İçinde bulunduğumuz şartlar, adım adım İslâm'a giderken bir aracın kullanılmasını zaruri kılarsa, o aracı kullanırız. Bu kavram olur, kurum olur, parti olur... Yalnız burada, mutlaka göz önünde bulundurmamız gereken husus şudur: Bu aracı kullandığımızda, daha mükemmele ulaştırıyor mu, yoksa onun yerine geçip yolunu ebediyyen kapatıyor mu? Şayet kullanılan araç, ikinci adıma yol açıyorsa, bence o aracın kime ait olduğu önemli değildir. Yani Grek, Roma, Amerika, Kara Avrupası, Aydınlanma öncesi ve sonrası, kilise, havra gibi herhangi bir yere ait olabilir. O araç kullanıldığı zaman, amaca ulaşma açısından karşılaşılan netice önemlidir.

Eğer o araç, bizi amacımıza doğru götürüyorsa, kapıların arka arkaya açılmasını sağlıyorsa, mecburiyete binaen onu kullanabiliriz. Zaruret o aracı meşru kılar.

Öncelikle demokrasiye, partiye ve çoğulculuğa menşeinden bakmalıyız. Bunlar nereden gelmiş? Hangi kültür ve medeniyet ortamının mahsulleri? Bunların beşeri ve beşer üstü vasıfları nelerdir, ilahi menşee mensubiyeti var mıdır? Yoksa beşer aklı ve nefsinin eseri midirler? Ve bu ne derece terbiye görmüş aklın ve nefsin eseridir? Selim akıldan mı yoksa kirlenmiş, şartlanmış akıldan mı sadır olmaktadır? Yani evvela menşeinin tespit edilmesi gerekmektedir. Buradan, bünyemize yabancı olup olmadığını anlayabiliriz.

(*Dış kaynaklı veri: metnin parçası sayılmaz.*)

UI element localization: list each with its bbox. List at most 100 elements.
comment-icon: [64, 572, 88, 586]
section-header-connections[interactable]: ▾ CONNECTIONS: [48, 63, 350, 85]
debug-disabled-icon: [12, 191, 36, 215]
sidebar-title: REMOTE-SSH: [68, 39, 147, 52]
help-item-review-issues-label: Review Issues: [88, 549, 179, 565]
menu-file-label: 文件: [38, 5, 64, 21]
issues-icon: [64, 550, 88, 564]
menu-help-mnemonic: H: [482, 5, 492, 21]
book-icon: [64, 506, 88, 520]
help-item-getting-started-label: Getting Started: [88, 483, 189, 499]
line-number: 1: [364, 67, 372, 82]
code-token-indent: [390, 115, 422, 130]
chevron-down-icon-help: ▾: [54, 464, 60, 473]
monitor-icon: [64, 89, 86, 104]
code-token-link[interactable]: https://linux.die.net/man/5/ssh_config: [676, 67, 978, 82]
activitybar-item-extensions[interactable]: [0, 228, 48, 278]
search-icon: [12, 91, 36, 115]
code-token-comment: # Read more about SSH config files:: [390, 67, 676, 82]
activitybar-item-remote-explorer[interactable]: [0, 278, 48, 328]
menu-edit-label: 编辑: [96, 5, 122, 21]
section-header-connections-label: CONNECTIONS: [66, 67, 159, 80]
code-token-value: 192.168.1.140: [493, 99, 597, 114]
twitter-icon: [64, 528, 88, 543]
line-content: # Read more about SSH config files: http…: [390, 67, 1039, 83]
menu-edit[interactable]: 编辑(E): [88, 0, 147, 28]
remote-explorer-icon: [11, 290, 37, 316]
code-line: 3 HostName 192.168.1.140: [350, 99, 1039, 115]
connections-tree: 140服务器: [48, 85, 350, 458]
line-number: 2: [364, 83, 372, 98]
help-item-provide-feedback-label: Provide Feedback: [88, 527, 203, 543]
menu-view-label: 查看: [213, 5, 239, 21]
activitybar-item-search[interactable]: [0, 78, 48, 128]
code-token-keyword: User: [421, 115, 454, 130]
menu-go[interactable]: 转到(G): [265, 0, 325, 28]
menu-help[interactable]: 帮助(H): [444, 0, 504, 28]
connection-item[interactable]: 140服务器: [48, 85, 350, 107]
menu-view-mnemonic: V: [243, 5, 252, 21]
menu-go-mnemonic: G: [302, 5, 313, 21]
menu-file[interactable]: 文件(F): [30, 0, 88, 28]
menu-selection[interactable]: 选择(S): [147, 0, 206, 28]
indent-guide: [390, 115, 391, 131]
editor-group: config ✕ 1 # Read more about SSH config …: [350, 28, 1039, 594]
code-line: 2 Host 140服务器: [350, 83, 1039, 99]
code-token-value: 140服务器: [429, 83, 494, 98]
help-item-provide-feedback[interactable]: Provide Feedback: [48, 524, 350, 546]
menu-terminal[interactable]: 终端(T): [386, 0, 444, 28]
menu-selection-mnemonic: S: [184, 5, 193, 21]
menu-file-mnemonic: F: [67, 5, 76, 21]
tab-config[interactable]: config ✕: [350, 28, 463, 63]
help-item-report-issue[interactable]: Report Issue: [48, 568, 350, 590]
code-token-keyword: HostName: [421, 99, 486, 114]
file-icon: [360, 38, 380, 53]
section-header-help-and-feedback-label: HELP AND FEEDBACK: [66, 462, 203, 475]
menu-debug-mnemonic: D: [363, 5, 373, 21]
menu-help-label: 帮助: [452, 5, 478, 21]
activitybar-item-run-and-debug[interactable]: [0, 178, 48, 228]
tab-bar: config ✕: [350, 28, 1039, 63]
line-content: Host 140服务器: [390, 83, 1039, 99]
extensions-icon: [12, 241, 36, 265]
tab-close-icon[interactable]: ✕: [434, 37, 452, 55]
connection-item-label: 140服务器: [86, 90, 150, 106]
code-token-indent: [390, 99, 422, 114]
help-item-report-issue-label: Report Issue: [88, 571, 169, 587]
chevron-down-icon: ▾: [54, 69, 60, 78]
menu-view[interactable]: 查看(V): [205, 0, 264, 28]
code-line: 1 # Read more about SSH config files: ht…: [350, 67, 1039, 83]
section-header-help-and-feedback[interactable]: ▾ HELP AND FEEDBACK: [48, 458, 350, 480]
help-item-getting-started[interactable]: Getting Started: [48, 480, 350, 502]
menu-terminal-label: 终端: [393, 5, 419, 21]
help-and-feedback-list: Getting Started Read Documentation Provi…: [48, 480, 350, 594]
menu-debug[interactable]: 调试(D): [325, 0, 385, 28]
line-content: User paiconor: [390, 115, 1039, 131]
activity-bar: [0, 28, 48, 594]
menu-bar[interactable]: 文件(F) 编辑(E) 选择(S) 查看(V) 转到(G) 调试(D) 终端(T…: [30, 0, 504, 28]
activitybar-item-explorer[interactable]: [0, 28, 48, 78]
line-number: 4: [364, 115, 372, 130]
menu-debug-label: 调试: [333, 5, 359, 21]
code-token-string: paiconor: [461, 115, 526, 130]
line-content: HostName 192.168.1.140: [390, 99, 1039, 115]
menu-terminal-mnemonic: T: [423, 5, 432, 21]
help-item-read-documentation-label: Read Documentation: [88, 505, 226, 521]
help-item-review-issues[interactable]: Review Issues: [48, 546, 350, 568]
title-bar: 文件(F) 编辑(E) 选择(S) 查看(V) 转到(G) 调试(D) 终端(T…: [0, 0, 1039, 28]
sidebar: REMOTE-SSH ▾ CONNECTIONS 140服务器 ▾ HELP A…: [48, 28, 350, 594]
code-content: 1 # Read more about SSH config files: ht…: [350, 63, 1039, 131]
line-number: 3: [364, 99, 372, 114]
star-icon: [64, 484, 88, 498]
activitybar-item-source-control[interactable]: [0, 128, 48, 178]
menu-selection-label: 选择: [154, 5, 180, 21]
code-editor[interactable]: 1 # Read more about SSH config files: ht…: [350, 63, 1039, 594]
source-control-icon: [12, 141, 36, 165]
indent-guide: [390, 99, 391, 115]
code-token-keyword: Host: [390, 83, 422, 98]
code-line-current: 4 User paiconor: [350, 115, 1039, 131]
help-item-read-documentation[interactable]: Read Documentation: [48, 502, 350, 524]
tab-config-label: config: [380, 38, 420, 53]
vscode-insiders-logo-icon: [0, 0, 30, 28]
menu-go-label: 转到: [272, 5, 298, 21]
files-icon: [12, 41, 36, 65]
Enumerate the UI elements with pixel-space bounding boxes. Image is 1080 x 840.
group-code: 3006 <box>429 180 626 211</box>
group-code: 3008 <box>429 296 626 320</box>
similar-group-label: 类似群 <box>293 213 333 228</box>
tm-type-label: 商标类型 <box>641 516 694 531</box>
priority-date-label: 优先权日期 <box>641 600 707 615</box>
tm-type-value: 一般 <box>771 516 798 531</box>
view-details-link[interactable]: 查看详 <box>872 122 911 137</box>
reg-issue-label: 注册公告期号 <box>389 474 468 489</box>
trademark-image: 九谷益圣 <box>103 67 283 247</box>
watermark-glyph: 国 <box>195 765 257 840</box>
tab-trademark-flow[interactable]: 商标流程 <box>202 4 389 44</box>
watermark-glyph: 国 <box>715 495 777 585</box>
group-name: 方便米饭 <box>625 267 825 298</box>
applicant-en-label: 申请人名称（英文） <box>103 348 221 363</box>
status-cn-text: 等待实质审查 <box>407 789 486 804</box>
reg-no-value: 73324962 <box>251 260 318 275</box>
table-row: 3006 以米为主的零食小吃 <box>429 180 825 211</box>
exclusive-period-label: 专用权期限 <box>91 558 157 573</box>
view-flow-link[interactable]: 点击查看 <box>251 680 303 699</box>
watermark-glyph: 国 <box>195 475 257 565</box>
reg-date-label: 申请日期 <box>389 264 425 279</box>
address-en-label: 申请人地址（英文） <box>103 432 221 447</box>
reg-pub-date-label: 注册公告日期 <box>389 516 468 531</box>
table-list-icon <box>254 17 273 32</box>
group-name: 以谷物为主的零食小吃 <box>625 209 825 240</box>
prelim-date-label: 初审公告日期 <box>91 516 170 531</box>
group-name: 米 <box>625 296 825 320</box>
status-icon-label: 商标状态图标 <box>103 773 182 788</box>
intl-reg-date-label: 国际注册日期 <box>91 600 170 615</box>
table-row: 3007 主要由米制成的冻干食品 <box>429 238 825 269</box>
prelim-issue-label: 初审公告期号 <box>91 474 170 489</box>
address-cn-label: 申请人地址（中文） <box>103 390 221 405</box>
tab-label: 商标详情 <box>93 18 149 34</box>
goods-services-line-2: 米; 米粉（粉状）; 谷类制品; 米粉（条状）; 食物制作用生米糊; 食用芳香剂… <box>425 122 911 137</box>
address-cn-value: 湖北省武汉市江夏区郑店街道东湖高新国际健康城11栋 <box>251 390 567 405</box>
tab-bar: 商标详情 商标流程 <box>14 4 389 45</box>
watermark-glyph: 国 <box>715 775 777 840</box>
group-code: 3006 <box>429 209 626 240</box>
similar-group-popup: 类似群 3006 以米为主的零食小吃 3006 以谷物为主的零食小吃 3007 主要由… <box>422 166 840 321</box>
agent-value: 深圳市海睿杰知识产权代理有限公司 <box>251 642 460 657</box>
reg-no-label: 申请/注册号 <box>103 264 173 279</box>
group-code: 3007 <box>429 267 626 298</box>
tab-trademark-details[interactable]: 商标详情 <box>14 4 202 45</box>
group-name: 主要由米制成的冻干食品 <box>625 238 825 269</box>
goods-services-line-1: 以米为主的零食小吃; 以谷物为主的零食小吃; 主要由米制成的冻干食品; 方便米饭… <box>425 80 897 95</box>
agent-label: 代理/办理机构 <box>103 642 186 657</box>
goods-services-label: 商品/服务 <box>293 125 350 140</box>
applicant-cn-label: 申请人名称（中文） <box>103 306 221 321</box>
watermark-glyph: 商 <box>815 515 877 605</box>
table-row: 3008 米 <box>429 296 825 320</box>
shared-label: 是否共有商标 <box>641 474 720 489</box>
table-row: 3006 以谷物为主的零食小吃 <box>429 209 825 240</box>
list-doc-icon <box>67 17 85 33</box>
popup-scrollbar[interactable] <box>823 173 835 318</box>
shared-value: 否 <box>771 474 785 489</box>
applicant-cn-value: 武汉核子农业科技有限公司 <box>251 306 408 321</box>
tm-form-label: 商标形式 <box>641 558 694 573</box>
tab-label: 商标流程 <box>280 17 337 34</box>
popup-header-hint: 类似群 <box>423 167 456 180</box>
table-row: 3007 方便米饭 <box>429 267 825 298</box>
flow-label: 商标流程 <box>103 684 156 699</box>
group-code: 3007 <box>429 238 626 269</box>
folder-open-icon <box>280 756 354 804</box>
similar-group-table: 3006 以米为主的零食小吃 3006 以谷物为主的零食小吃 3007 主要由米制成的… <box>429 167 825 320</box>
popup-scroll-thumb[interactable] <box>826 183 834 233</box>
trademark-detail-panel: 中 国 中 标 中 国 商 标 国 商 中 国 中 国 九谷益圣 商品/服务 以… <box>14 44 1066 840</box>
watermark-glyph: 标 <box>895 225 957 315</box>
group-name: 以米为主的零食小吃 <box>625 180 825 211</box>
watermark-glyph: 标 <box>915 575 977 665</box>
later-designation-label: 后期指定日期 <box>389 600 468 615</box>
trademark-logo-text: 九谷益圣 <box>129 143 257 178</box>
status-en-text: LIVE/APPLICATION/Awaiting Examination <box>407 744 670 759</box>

İnsan-Allah ilişkisi ve insanların düzenlemelerinin din ile bağlantısı açısından meseleye baktığımızda çoğulculuk kavramının bizim bünyemize uymadığını söyleyebilirim. Çoğulculuğun temelinde hak ile batılın, doğru ile yanlışın, iyi ile kötünün göreceliği ve eşitliği vardır. Bu ise İslâm'ın özüne aykırıdır. Modern Batı A ile B davranışını, onun çıkar ve ölçütlerine zararlı değilse, ayrıca din ve ahlak açısından değerlendirmez. Birine iyi, diğerine ise kötü demez. Yani burada iki husus vardır. Birincisi özgürlük vermek, ikincisi ise değerlendirmek. Çoğulculuk sistemi farklılara hürriyet verir, hak verir, ama tercihleri din ve ahlak bakımından değerlendirme dışı tutar. İslâm ise insanlara din ve vicdan özgürlüğü verir. Fakat bu özgürlük küfür, günah ve ayıp istikametinde kullanıldığında bunu olumsuz bir değerlendirmeye tabi kılar. İman, dindarlık ve ahlak istikametinde kullanılan irade ve hürriyetin eseri (iman, fazilet...) her zaman için üstün olur. Diğeri ise adi olur, bayağı olur; terk edilmesi gereken bir şey olur. İslâm bunu zorla terk ettirmez; ama terk edilmesini ister, bu yönde teşvik eder. İnsanların akıbetinin iyi olmasını istediği için iman istikametine yöneltmeye çalışır.

Çoğulculukla din ve vicdan hürriyetini, (farklı inançtan insanların bir toplum teşkil etmelerini, temel haklardan yararlanarak bir arada yaşamalarını) birbirine karıştırmamak gerekir.